19 April 2017 External T.I. 2016-0625841E5 F - Gift of equitable interest in a trust -- translation

By services, 24 May, 2017

Principal Issues: Whether paragraph 118.1(5.1)(b) is applicable in a situation where a deceased individual's will establishes a testamentary trust and the equitable interest in the trust is gifted to a qualified donee?

Position: No.

Reasons: The subject of the gift is the equitable interest in the testamentary trust and has not been acquired by the estate on and as consequence of the death of the deceased taxpayer.

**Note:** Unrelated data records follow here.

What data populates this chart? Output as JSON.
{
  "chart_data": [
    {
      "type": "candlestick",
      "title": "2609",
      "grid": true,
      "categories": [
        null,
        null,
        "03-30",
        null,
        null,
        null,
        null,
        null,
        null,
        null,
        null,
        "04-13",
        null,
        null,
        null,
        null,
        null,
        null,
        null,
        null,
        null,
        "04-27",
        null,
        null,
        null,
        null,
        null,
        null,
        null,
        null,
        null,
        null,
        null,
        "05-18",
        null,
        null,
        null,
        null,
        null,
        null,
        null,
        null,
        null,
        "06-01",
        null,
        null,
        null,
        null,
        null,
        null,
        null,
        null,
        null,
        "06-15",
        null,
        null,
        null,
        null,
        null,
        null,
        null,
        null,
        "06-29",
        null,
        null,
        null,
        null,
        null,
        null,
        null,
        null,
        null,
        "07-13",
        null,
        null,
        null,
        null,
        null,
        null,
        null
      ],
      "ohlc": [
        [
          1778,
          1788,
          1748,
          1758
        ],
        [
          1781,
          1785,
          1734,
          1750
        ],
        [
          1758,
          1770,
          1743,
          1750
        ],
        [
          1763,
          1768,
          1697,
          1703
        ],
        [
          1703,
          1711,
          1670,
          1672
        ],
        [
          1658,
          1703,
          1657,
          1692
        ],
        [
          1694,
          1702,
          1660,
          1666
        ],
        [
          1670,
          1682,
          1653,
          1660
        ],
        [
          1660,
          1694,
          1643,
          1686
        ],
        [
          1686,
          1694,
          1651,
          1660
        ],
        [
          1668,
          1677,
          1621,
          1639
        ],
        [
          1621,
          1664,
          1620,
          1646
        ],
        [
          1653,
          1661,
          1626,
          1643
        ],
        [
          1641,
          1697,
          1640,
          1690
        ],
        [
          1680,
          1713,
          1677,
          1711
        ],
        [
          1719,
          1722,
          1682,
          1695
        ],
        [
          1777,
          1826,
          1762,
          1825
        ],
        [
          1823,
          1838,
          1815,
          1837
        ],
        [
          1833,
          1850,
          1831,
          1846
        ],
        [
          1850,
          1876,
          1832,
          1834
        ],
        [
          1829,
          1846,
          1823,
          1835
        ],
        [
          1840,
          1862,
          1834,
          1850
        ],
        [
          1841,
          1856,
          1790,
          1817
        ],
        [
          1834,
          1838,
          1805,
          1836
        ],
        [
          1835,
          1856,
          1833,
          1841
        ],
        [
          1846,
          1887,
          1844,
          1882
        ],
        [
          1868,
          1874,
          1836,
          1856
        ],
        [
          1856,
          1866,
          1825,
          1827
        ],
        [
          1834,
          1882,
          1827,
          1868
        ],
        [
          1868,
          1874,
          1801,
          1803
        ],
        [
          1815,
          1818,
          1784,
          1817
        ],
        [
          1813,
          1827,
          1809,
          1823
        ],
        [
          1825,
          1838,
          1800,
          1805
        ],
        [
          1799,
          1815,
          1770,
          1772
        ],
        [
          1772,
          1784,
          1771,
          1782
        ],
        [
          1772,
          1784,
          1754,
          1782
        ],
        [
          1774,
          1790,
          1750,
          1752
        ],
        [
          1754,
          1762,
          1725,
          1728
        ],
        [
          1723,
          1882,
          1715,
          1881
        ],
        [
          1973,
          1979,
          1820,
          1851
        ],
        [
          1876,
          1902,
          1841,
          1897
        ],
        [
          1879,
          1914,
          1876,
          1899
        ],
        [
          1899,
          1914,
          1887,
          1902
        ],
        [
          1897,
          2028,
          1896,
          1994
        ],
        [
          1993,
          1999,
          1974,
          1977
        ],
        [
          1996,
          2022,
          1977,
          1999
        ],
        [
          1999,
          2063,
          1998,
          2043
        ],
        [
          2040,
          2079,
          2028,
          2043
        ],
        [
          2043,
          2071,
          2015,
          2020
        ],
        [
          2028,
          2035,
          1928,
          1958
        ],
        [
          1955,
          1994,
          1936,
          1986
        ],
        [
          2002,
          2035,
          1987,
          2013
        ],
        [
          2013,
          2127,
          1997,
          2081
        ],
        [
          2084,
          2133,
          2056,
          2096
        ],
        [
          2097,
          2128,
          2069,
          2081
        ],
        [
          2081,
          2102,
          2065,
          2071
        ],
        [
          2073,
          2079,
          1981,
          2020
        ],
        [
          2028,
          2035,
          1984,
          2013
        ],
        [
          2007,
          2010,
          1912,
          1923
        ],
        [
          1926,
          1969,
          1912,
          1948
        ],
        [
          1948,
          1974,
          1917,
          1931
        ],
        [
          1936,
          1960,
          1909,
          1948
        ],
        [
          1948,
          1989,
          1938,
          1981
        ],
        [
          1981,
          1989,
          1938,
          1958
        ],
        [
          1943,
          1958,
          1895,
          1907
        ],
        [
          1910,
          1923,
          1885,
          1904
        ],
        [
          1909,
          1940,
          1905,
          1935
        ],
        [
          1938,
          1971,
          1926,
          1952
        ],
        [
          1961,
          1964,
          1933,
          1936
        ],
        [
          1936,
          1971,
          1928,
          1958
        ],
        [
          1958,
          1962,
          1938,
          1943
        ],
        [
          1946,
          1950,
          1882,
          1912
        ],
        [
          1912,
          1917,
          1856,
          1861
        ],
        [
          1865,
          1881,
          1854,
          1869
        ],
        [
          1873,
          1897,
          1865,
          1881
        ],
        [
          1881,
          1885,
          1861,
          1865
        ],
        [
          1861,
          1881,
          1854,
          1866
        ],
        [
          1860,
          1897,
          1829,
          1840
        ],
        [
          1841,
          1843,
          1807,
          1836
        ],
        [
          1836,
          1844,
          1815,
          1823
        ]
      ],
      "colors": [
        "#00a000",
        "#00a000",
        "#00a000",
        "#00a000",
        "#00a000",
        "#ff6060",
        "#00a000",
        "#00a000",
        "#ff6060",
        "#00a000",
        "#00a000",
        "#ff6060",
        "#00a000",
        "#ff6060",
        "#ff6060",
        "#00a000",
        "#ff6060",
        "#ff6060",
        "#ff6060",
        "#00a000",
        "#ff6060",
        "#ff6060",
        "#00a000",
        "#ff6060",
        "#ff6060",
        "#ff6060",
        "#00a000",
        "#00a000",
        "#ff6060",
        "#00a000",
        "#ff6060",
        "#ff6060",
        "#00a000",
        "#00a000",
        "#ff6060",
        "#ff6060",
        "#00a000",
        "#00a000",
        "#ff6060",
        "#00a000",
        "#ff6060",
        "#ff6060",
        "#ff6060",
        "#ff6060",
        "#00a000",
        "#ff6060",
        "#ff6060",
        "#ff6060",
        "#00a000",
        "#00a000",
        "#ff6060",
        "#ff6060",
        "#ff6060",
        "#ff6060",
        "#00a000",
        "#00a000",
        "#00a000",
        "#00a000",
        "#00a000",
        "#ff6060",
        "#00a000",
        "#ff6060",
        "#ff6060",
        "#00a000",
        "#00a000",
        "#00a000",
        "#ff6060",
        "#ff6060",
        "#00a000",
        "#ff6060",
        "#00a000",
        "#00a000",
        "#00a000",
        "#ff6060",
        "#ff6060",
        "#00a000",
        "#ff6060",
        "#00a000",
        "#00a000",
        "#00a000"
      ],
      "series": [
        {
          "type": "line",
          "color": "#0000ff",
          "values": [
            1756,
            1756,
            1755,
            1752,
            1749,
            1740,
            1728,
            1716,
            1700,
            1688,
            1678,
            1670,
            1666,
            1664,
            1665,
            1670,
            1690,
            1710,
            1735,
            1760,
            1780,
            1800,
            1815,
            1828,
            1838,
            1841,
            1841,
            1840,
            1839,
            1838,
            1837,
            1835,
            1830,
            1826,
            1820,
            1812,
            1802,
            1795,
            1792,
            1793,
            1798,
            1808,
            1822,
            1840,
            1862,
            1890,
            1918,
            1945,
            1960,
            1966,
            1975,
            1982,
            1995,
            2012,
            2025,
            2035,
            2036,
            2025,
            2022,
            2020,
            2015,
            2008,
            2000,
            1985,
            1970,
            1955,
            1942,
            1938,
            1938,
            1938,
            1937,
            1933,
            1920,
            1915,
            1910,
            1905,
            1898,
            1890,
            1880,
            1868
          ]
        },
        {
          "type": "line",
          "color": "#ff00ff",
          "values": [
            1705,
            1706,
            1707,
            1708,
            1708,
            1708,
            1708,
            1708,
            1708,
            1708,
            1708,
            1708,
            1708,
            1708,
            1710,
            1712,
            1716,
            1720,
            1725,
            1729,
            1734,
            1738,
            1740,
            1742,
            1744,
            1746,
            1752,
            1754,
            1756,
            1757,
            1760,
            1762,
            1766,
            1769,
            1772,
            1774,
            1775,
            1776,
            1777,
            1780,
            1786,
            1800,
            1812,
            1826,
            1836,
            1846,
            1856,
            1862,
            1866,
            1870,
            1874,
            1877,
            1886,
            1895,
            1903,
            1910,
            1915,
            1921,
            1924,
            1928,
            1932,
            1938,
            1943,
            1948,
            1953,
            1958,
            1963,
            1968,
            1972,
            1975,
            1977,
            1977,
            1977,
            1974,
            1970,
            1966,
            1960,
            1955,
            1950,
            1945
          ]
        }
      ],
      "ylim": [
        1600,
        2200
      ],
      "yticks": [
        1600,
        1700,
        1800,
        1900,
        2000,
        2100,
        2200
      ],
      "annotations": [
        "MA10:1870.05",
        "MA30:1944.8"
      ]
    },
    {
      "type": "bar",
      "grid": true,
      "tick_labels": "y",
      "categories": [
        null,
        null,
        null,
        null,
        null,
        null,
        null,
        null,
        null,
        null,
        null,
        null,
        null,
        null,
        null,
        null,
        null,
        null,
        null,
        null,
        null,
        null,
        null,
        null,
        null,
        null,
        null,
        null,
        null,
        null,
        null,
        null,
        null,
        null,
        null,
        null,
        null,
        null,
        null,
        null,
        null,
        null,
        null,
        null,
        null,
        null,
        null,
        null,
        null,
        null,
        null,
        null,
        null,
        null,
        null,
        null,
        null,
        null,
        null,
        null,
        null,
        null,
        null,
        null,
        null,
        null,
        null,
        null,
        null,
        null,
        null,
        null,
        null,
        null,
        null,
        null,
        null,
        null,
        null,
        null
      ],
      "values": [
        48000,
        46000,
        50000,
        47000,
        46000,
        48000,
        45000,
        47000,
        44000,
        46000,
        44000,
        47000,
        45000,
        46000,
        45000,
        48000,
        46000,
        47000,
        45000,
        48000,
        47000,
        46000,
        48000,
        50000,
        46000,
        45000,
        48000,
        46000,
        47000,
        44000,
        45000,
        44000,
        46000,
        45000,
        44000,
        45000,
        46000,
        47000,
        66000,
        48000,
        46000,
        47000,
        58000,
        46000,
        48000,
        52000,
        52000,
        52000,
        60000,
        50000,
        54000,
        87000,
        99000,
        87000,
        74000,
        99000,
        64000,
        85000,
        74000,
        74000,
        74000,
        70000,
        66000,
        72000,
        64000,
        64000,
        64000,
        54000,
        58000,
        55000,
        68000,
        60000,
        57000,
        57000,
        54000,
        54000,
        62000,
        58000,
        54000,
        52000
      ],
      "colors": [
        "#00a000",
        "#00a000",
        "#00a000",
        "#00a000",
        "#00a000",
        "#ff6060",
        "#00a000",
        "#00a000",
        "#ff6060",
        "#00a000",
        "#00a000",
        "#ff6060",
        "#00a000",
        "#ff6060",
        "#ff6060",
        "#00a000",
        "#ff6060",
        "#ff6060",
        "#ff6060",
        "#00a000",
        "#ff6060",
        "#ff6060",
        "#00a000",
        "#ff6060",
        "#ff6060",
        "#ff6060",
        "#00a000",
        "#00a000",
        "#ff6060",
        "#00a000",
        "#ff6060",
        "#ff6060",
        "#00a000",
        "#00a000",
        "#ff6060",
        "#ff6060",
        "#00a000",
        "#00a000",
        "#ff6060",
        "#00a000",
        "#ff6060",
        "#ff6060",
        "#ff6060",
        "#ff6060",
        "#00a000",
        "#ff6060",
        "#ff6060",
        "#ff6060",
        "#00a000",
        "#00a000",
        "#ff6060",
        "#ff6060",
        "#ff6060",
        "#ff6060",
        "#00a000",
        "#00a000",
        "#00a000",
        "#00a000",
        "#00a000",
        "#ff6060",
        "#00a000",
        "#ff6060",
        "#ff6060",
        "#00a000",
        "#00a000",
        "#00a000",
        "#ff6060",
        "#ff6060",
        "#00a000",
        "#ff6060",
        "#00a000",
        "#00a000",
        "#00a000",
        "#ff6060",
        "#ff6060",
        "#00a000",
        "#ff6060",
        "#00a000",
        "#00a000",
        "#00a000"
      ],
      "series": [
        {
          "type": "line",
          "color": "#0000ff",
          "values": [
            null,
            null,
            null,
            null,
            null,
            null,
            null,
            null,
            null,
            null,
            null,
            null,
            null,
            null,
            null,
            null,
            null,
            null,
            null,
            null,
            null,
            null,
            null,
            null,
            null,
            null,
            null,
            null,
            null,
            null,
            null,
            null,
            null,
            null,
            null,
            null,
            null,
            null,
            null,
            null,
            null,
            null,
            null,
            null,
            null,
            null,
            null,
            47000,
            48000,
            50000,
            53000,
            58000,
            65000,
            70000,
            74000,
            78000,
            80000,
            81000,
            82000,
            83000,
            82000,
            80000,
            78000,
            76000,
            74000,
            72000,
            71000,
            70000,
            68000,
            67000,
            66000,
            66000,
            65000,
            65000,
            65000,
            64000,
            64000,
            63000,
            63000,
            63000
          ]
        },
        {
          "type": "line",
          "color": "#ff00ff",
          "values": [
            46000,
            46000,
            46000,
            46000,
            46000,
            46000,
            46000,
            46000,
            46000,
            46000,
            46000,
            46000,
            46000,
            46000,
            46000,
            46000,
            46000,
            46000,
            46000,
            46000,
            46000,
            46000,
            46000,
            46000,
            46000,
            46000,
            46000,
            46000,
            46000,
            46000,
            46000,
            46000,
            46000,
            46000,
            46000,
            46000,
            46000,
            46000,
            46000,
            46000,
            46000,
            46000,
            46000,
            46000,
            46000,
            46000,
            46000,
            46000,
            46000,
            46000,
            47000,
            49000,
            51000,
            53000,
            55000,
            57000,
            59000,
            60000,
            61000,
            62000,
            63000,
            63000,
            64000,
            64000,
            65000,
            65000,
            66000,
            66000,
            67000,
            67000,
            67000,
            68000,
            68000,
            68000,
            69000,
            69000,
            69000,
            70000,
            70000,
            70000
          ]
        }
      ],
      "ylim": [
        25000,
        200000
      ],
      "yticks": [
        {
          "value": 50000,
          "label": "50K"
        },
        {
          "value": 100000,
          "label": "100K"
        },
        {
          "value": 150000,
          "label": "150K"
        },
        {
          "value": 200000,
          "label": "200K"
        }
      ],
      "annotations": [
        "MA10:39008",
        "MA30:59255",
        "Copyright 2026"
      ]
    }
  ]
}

XXXXXXXXXX							2016-062584
								Lucie Allaire, LL.B
								CPA, CGA, D.Fisc.
April 19, 2017

Dear Madam,

Re: Donation of an interest in a trust created by a will

This letter is in response to your e-mail of January 8, 2016 in which you inquired as to whether the donation of a capital interest, in a charitable residual trust created by a will, to a qualified donee (footnote 1) is still eligible for the donation tax credit and whether subsection 118.1(5.1) of the Income Tax Act (the "Act") will apply to the donation.

In this regard, you indicated that the gift of the capital interest in the trust complies with the terms of Interpretation Bulletin I T226R - ARCHIVED - Gift to a charity of a residual interest in real property or an equitable interest in a trust. In addition, you indicated that the estate that began to exist on the individual's death is a graduated rate estate as defined in subsection 248(1) (a "GRE").

Unless otherwise indicated, all legislative references are to the provisions of the Act.

Our Comments

This technical interpretation provides general comments on the provisions of the Act and related legislation, where referenced. It does not confirm the income tax treatment of a particular situation involving a specific taxpayer but is intended to assist you in making that determination. The income tax treatment of particular transactions proposed by a specific taxpayer will only be confirmed by this Directorate in the context of an advance income tax ruling request submitted in the manner set out in Information Circular IC 70-6R7, Advance Income Tax Rulings and Technical Interpretations.

Paragraph 118.1(4.1)(a) provides that subsection 118.1(5) applies to a gift made by the individual by will if an estate arises on and as a consequence of the death after 2015 of an individual. Subsection 118.1(5) provides that the gift is deemed to be made by the individual's estate generally at the time that the property that is the subject of the gift is transferred to the donee and not at any other time.

Subparagraphs 118.1(1)(c)(i) and (ii) of the definition of "total charitable gifts" (the "Definition") set out certain requirements for an eligible amount of a gift to be included in the total of charitable donations from an individual other than a trust or from an individual who is a trust.

In order for the eligible amount of a gift to be included in the deceased's total charitable donations, one of the requirements of clause (c)(i)(C) of the Definition is that subsection 118.1(5.1) applies to the gift made by the individual's estate. Similarly, in order for the eligible amount of a gift to be included in the total of the charitable gifts of the estate, clause (c)(ii)(B) of the Definition requires, inter alia, that subsection 118.1(5.1) applies to the gift made by the individual's estate.

Subsection 118.1(5.1) applies in particular to a gift made by a GRE of an individual whose death occurs after 2015 if the subject of the gift is property that was acquired by the estate on and as a consequence of the death or is property that was substituted for that property.

In the situation described, we are of the view that the subject of the gift is the capital interest in the trust and that such capital interest in the trust cannot have been acquired by the GRE at the time of the individual's death or as a consequence of the death. Therefore, subsection 118.1(5.1) does not apply.

However, under (c)(ii)(A) of the Definition, the eligible amount of a gift of an interest in a trust could be included in the computation of the total charitable gifts of the GRE in the taxation year in which the gift is made or in any of the five subsequent taxation years.

We hope that our comments will be of assistance.

Louise J. Roy, CPA, CGA
Manager
Financial Industries and Trusts Division
Income Tax Rulings Directorate
Legislative Policy and Regulatory Affairs Branch

FOOTNOTES

Due to our system requirements, footnotes contained in the original document are reproduced below:

1 For the purposes of subsection 248(1) of the Act.